Suigetsu terkekeh keras saat melihat tubuh pemuda raven itu basah dengan cairan manis tadi. Membuat rambut serta pakaiannya menjadi berwarna merah muda dan terasa lengket.

Karin terlihat puas dengan hasilnya. "Okay, done!" Ucapnya yang melenggang pergi bersama gerombolannya. Meninggalkan Sasuke yang hanya bisa mengepalkan tangannya dengan erat, namun tidak bisa melakukan apapun selain menghela napas pasrah.

"Sebaiknya aku pulang dan mengganti seragam. Aku harap Kakashi-san tidak marah saat aku terlambat nanti." Gumamnya pelan.

Setuju dengan pemikirannya itu, Sasuke mulai berbalik dan berjalan menjauh. Tetapi baru satu langkah dari tempatnya, matanya sudah terjatuh pada sesosok pemuda bertubuh tegap dengan rambut spiky pirang, dan cengiran yang cukup menawan terpasang di wajahnya.
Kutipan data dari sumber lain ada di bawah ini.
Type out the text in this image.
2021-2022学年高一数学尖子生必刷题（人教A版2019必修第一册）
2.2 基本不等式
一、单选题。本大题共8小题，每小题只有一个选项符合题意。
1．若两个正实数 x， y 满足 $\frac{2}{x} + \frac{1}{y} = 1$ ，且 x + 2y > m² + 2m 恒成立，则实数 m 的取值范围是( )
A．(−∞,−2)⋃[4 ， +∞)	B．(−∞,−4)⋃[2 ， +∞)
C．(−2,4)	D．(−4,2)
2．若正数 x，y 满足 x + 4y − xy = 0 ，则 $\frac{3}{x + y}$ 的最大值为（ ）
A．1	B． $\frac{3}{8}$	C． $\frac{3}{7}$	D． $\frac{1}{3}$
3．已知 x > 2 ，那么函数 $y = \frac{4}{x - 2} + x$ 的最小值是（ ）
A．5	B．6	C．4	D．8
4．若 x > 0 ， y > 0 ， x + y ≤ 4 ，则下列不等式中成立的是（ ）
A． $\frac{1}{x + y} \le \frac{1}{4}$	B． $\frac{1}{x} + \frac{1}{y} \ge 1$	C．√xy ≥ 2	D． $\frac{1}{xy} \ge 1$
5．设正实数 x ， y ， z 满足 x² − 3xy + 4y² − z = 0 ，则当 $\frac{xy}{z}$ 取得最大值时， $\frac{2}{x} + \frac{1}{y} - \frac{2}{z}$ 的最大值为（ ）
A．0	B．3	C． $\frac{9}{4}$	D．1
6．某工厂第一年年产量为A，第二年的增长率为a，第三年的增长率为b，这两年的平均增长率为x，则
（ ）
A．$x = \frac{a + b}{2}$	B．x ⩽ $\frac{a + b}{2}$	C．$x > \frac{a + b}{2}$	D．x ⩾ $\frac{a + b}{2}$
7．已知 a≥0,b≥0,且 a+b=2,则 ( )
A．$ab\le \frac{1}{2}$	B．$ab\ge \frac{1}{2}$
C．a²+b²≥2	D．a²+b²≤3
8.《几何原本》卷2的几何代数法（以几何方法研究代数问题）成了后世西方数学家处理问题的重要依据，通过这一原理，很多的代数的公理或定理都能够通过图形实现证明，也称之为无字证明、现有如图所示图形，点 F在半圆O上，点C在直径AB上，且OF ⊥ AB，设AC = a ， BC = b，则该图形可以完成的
"Hai—" Pemuda pirang itu melambai riang. "—Namaku Uzumaki Naruto. Aku mencari ruang kepala sekolah, kebetulan aku ingin mengurus kepindahanku ke sekolah ini." Jelasnya lengkap.

Sasuke mendengus pelan kemudian menunjuk ke arah koridor di belakangnya. "Lurus saja dan belok kanan. Kau akan menemukan ruang kepala sekolah." Jawabnya singkat, padat dan jelas.

Pemuda bernama Naruto itu mengangguk paham kemudian bergerak menuju ke arah Sasuke. "Siapa namamu?" Tanyanya.

Sang Uchiha mundur sejenak. Tidak suka dengan kedekatan pemuda itu. "Sasuke."

Naruto menyeringai senang. "Ah—Rasanya aku pernah mendengar namamu. Nama yang sangat familiar." Ucapnya lagi sembari berpikir.

"Namaku memang pasaran. Tidak perlu terkejut." Ketus Sasuke sambil mulai beranjak menjauh.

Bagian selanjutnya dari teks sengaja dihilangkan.